Each of us will engage our herbal practice with different insights, experiences, and personal skills that shape every aspect of our lives and relationships. As an herbologist, with my experiences as a Pagan, queer, feminist, multi-racial, tea-loving womyn living in the United States with the myriad of privileges I have and lack access to, my relationships with my plant allies is rooted in these experiences - a foundation of legacy and futuredreaming. The process of working with plant medicines is about learning the ways that I may help facilitate healing between plant and people and creature, but also is about my own personal journey and how I relate to the world within and around me.

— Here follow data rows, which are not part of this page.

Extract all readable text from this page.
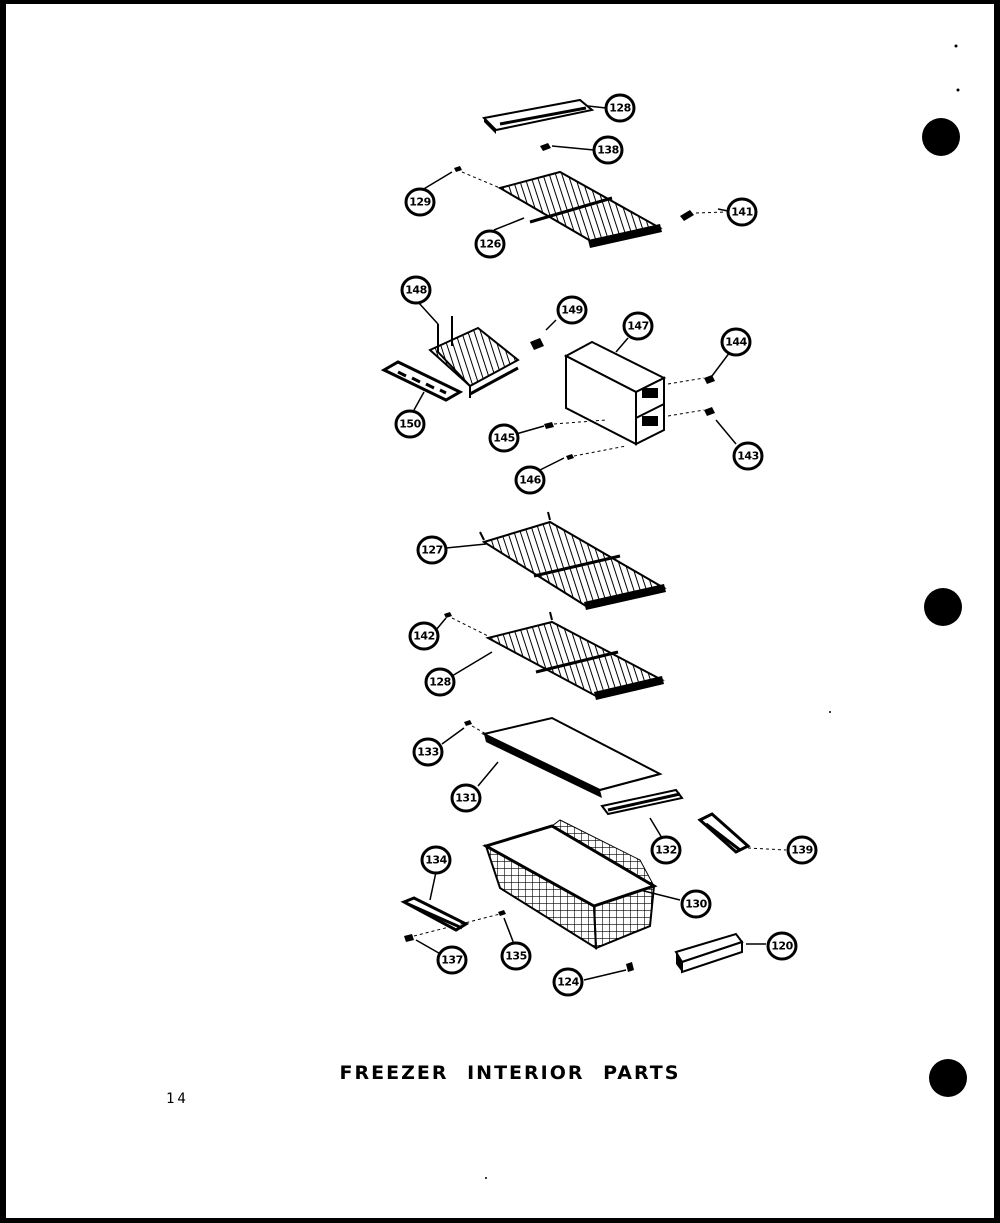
128
138
129
141
126
148
149
147
144
150
145
143
146
127
142
128
133
131
132	139
134
130
137	135
120
124
FREEZER INTERIOR PARTS
14
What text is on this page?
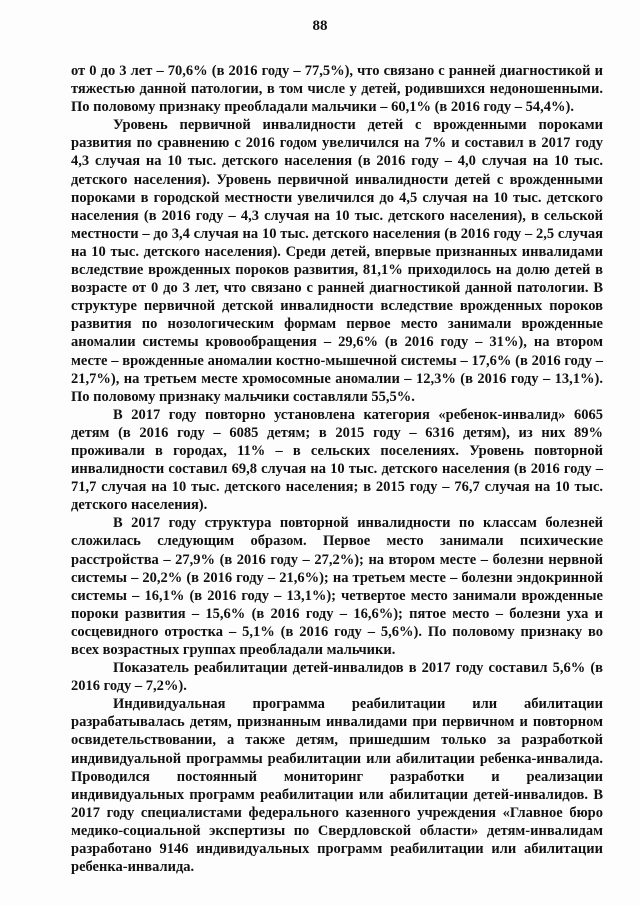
88

от 0 до 3 лет – 70,6% (в 2016 году – 77,5%), что связано с ранней диагностикой и тяжестью данной патологии, в том числе у детей, родившихся недоношенными. По половому признаку преобладали мальчики – 60,1% (в 2016 году – 54,4%).

Уровень первичной инвалидности детей с врожденными пороками развития по сравнению с 2016 годом увеличился на 7% и составил в 2017 году 4,3 случая на 10 тыс. детского населения (в 2016 году – 4,0 случая на 10 тыс. детского населения). Уровень первичной инвалидности детей с врожденными пороками в городской местности увеличился до 4,5 случая на 10 тыс. детского населения (в 2016 году – 4,3 случая на 10 тыс. детского населения), в сельской местности – до 3,4 случая на 10 тыс. детского населения (в 2016 году – 2,5 случая на 10 тыс. детского населения). Среди детей, впервые признанных инвалидами вследствие врожденных пороков развития, 81,1% приходилось на долю детей в возрасте от 0 до 3 лет, что связано с ранней диагностикой данной патологии. В структуре первичной детской инвалидности вследствие врожденных пороков развития по нозологическим формам первое место занимали врожденные аномалии системы кровообращения – 29,6% (в 2016 году – 31%), на втором месте – врожденные аномалии костно-мышечной системы – 17,6% (в 2016 году – 21,7%), на третьем месте хромосомные аномалии – 12,3% (в 2016 году – 13,1%). По половому признаку мальчики составляли 55,5%.

В 2017 году повторно установлена категория «ребенок-инвалид» 6065 детям (в 2016 году – 6085 детям; в 2015 году – 6316 детям), из них 89% проживали в городах, 11% – в сельских поселениях. Уровень повторной инвалидности составил 69,8 случая на 10 тыс. детского населения (в 2016 году – 71,7 случая на 10 тыс. детского населения; в 2015 году – 76,7 случая на 10 тыс. детского населения).

В 2017 году структура повторной инвалидности по классам болезней сложилась следующим образом. Первое место занимали психические расстройства – 27,9% (в 2016 году – 27,2%); на втором месте – болезни нервной системы – 20,2% (в 2016 году – 21,6%); на третьем месте – болезни эндокринной системы – 16,1% (в 2016 году – 13,1%); четвертое место занимали врожденные пороки развития – 15,6% (в 2016 году – 16,6%); пятое место – болезни уха и сосцевидного отростка – 5,1% (в 2016 году – 5,6%). По половому признаку во всех возрастных группах преобладали мальчики.

Показатель реабилитации детей-инвалидов в 2017 году составил 5,6% (в 2016 году – 7,2%).

Индивидуальная программа реабилитации или абилитации разрабатывалась детям, признанным инвалидами при первичном и повторном освидетельствовании, а также детям, пришедшим только за разработкой индивидуальной программы реабилитации или абилитации ребенка-инвалида. Проводился постоянный мониторинг разработки и реализации индивидуальных программ реабилитации или абилитации детей-инвалидов. В 2017 году специалистами федерального казенного учреждения «Главное бюро медико-социальной экспертизы по Свердловской области» детям-инвалидам разработано 9146 индивидуальных программ реабилитации или абилитации ребенка-инвалида.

I hope that your own journey with the plants of our ocean planet is sweet, challenging, ecstatic, luminous, and balancing, and that you grow in your own wild and greening healing energy.
Be well, clever friends!
[1] Can we take a moment to imagine the Twitter account or Tumblr of some of our favorite plant medicines? Hawthorn will always be posting the latest heart-warming video about puppies, while Cacao keeps posting an endless stream of abstract party photos involving a lot of nudity, and Elder’s stream would be sorta spooky, badass, and intriguing.